Lemak named medical director of new professional football league

Published 12:37 pm Thursday, October 8, 2009

Dr. Lawrence Lemak and his Lemak Sports Medicine and Orthopedics Clinic in Alabaster have been extremely busy lately.

Lemak, whose primary practice is located at Brookwood Medical Center in Birmingham, has taken on a few new roles this fall as he prepares to open his permanent clinic next to Shelby Baptist Medical Center off U.S. 31 in 2010.

Lemak accepted a new role this week as the chief medical officer of the United Football League, which will open its inaugural season Oct. 8 in Las Vegas, Nevada. Lemak is also the chief medical officer for Major League Soccer.

Lemak, who has served as the medical director for the Alabama High School Athletic Association since he began his practice, also recently became the medical director for Shelby County Schools. On top of those responsibilities, Lemak also recently developed LemakHealth.com, a Web site for patients to get up-to-date information from medical experts.

Lemak said he hopes to connect his experience working with professional athletes to high school athletes in Shelby County.

“I would like to do at a local level what I’ve done at the national level,” Lemak said. “I would like to give the same quality of care to our high school athletes that I give to professional athletes.”

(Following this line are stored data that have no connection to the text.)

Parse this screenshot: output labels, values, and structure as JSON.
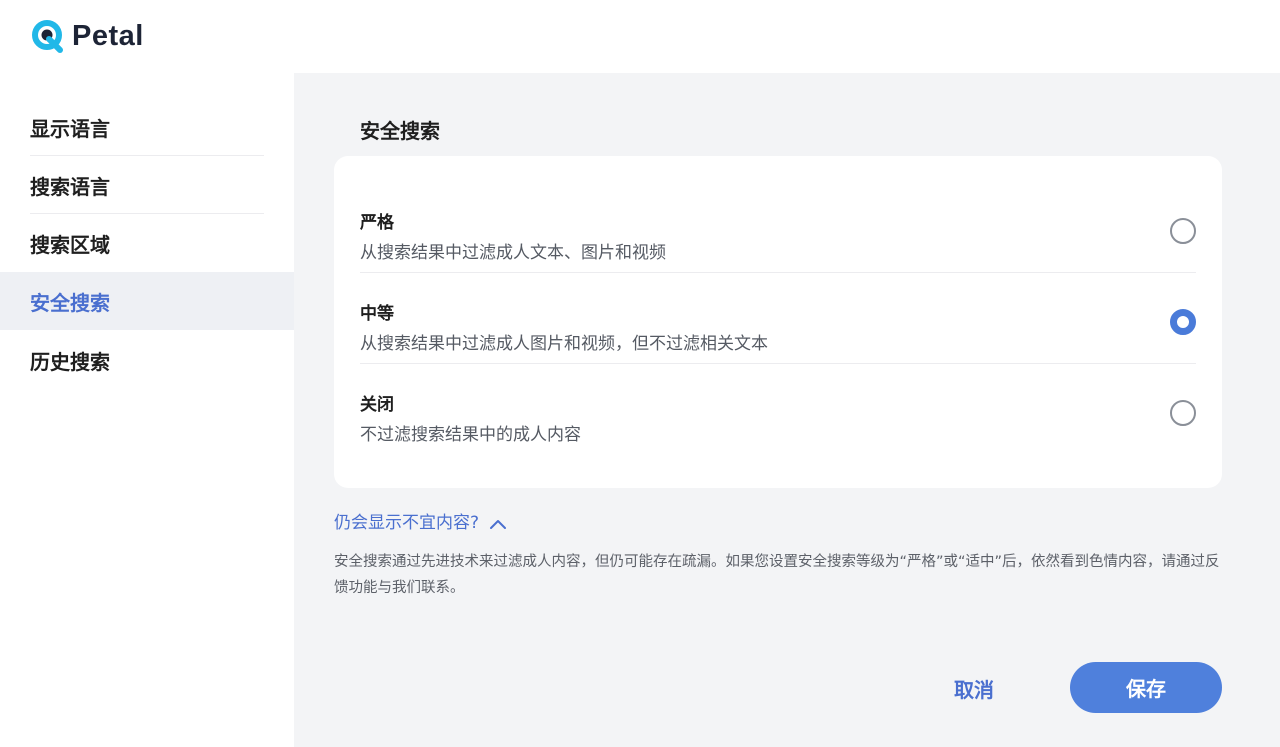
{
  "brand": {
    "name": "Petal",
    "colors": {
      "cyan": "#21b8e8",
      "navy": "#1d2436",
      "accent": "#4a7bd9"
    }
  },
  "sidebar": {
    "items": [
      {
        "label": "显示语言",
        "active": false
      },
      {
        "label": "搜索语言",
        "active": false
      },
      {
        "label": "搜索区域",
        "active": false
      },
      {
        "label": "安全搜索",
        "active": true
      },
      {
        "label": "历史搜索",
        "active": false
      }
    ]
  },
  "main": {
    "title": "安全搜索",
    "options": [
      {
        "title": "严格",
        "description": "从搜索结果中过滤成人文本、图片和视频",
        "selected": false
      },
      {
        "title": "中等",
        "description": "从搜索结果中过滤成人图片和视频，但不过滤相关文本",
        "selected": true
      },
      {
        "title": "关闭",
        "description": "不过滤搜索结果中的成人内容",
        "selected": false
      }
    ],
    "faq_label": "仍会显示不宜内容?",
    "note": "安全搜索通过先进技术来过滤成人内容，但仍可能存在疏漏。如果您设置安全搜索等级为“严格”或“适中”后，依然看到色情内容，请通过反馈功能与我们联系。"
  },
  "actions": {
    "cancel_label": "取消",
    "save_label": "保存"
  }
}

Lemak said Shelby Baptist will be heavily involved in his new role with the UFL. Lemak operated on former NFL player Tim Goodwell Monday at SBMC, which he said was the first time a professional athlete has had a procedure done at the medical center.

Lemak said he will routinely operate on professional players at Shelby Baptist as part of his role with the UFL.

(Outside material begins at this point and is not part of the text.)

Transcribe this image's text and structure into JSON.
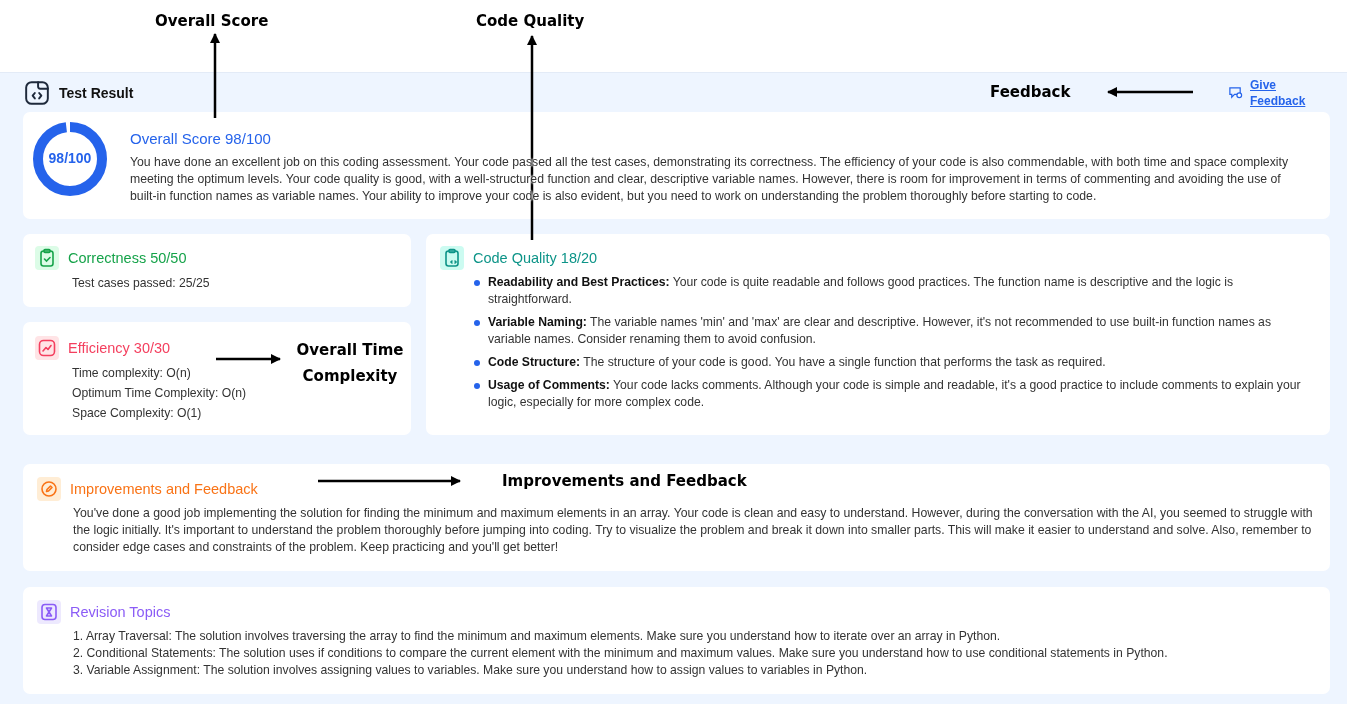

“I will assign physicians and athletic trainers for all of the games,” Lemak said. “The athletes will also come to Birmingham for rehabilitation and surgery.”

Lemak said Shelby County Schools superintendent Randy Fuller was instrumental in getting him involved with athletes in Shelby County.

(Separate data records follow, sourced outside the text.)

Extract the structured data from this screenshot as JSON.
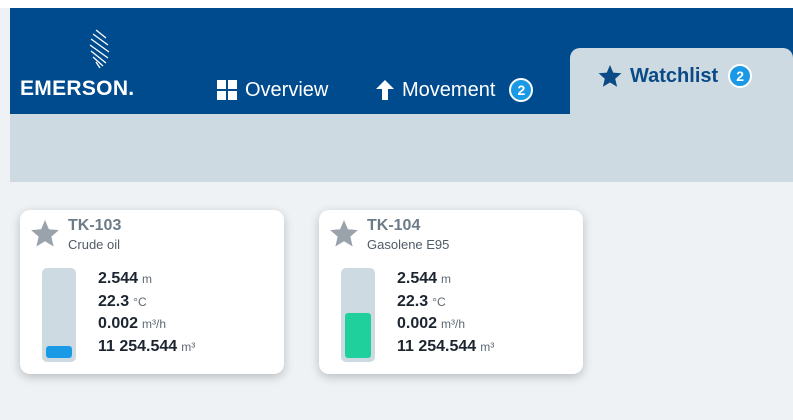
{
  "header": {
    "brand": "EMERSON.",
    "tabs": [
      {
        "label": "Overview",
        "icon": "grid-icon"
      },
      {
        "label": "Movement",
        "icon": "arrow-up-icon",
        "badge": "2"
      },
      {
        "label": "Watchlist",
        "icon": "star-icon",
        "badge": "2",
        "active": true
      }
    ]
  },
  "tanks": [
    {
      "name": "TK-103",
      "product": "Crude oil",
      "level": {
        "value": "2.544",
        "unit": "m"
      },
      "temperature": {
        "value": "22.3",
        "unit": "°C"
      },
      "flow": {
        "value": "0.002",
        "unit": "m³/h"
      },
      "volume": {
        "value": "11 254.544",
        "unit": "m³"
      },
      "fill_fraction": 0.14,
      "fill_color": "#1a9ae6"
    },
    {
      "name": "TK-104",
      "product": "Gasolene E95",
      "level": {
        "value": "2.544",
        "unit": "m"
      },
      "temperature": {
        "value": "22.3",
        "unit": "°C"
      },
      "flow": {
        "value": "0.002",
        "unit": "m³/h"
      },
      "volume": {
        "value": "11 254.544",
        "unit": "m³"
      },
      "fill_fraction": 0.52,
      "fill_color": "#1fcf9c"
    }
  ],
  "colors": {
    "header": "#004b8d",
    "band": "#cddae1",
    "badge": "#1a9ae6"
  }
}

“I met with the Shelby County school board and they suggested it,” Lemak said. “We’re trying to implement as many programs as we can.”

One program will teach coaches how to provide care for an athlete if emergency personnel are unavailable. Lemak said he is using a program developed by the National Center for Sports Safety, which he founded in 2001.

Lemak said it isn’t possible to have an athletic trainer at every game or practice in Shelby County. Lemak said he has worked with the athletic training staff at the University of Georgia, and the school, which has an enrollment of nearly 35,000 students, doesn’t even have the resources to provide an athletic trainer at every game and practice for all of its athletic teams.

“We’re very aware we don’t have enough personnel to go around,” Lemak said. “We would love to see every school have an athletic trainer at all games.”

Lemak’s Web site, LemakHealth.com, will provide patients an additional outlet for healthcare information. Users can contribute to a community blog, create groups and ask questions in forums. The platform will allow patients to connect about living a healthy, active life.

On top of Lemak’s medical roles, he’s also looking forward to opening his new clinic in Alabaster. Lemak said he hopes to move into his new building “the first of the year.”

“I know they’re working like crazy trying to get it finished.” Lemak said.